Coming back to the historian’s hope that it could have been amicably solved if the Muslims had agreed to shift the mosque, which was technologically feasible, in the vicinity of the new temple site and closed the scope for any future dispute is his untainted wild wish keeping in view the political agenda of the BJP and its subsidiaries.

Mukhia further says that it could have created bonhomie between the two communities and the culture of Hindu-Muslim Bhai Bhai would have received a fresh shot in the arm.

The agenda of the BJP and its subsidiaries was not to find a solution to the Ramjanma Bhumi dispute but to have the Hindus believe that the Muslims have wronged the Hindus and now the time has come to make it right by reclaiming all those mosques, which according to them, were built over rubbles of the temples.

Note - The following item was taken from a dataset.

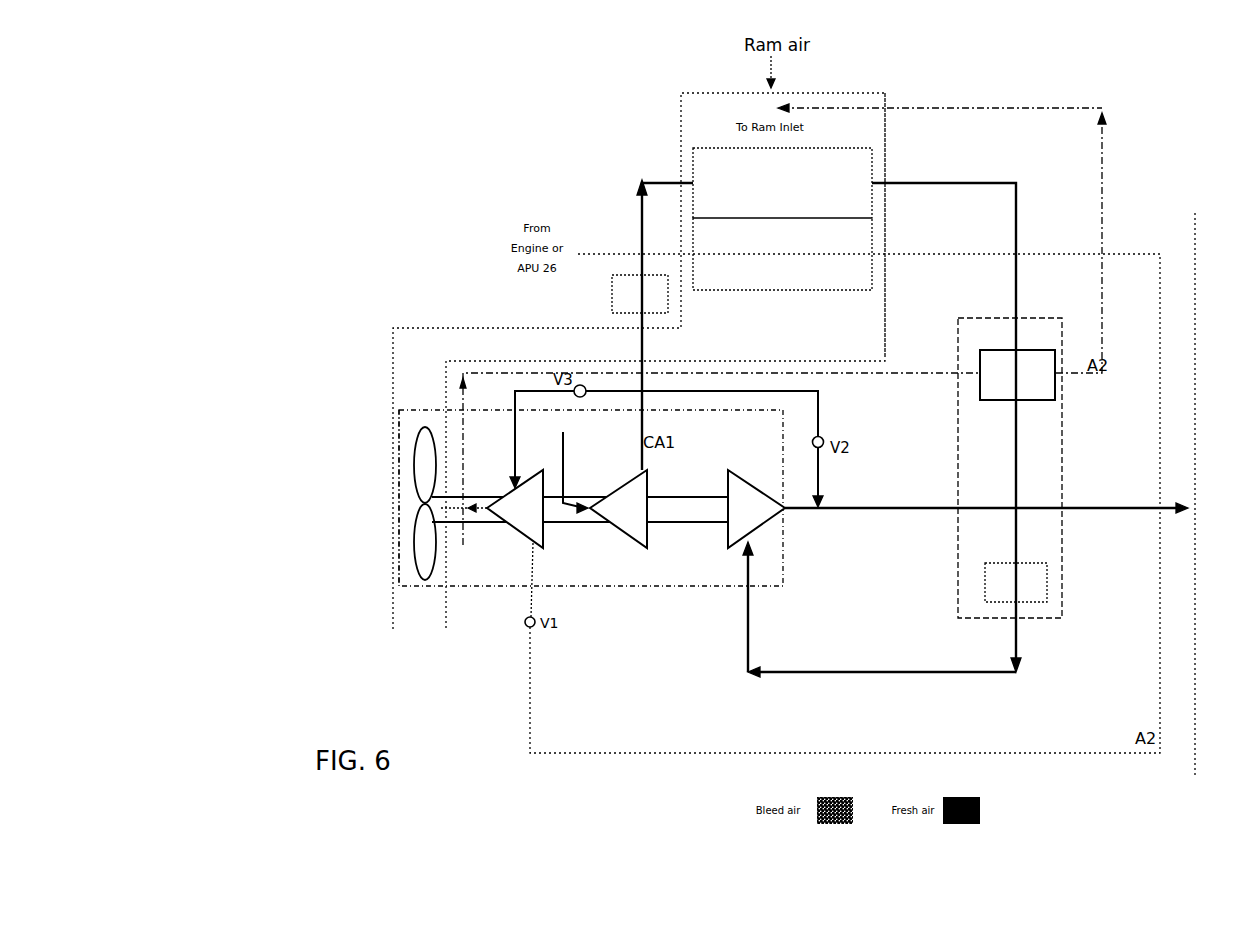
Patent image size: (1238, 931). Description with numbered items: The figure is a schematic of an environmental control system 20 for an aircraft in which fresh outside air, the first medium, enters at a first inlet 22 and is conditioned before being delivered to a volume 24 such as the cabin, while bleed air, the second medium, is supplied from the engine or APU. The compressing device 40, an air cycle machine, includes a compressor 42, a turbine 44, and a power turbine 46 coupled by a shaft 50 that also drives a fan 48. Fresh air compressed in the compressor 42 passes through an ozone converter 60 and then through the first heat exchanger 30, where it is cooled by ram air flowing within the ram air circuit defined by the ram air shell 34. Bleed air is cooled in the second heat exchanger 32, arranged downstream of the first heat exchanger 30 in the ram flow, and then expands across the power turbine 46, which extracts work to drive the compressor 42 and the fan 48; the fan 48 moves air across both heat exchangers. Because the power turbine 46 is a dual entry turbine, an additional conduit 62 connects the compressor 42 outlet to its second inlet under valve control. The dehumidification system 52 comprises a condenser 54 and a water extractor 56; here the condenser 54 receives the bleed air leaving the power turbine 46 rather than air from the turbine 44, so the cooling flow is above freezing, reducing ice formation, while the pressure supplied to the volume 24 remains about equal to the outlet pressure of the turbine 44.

The agenda is not to seek a solution and right the wrongs but to keep the pot boiling to make political gains. It is not confined to the aggressor versus victim. Rather, it goes much beyond it and covers all such issues as would make the two communities in a face off stance. The hijab issue, the uniform civil code and the targeting of the madrasas, all have the subtext of humiliation and target the Muslims in the name of bringing them into the mainstream. Their every cultural and religious symbols are on target so that the main agenda of keeping the majority community’s political support intact is not diluted.

So, the magician’s basket would have continued to bring out unsurprising surprises for gawky spectators to draw their clapping, no matter if the solution was amicable or judicial.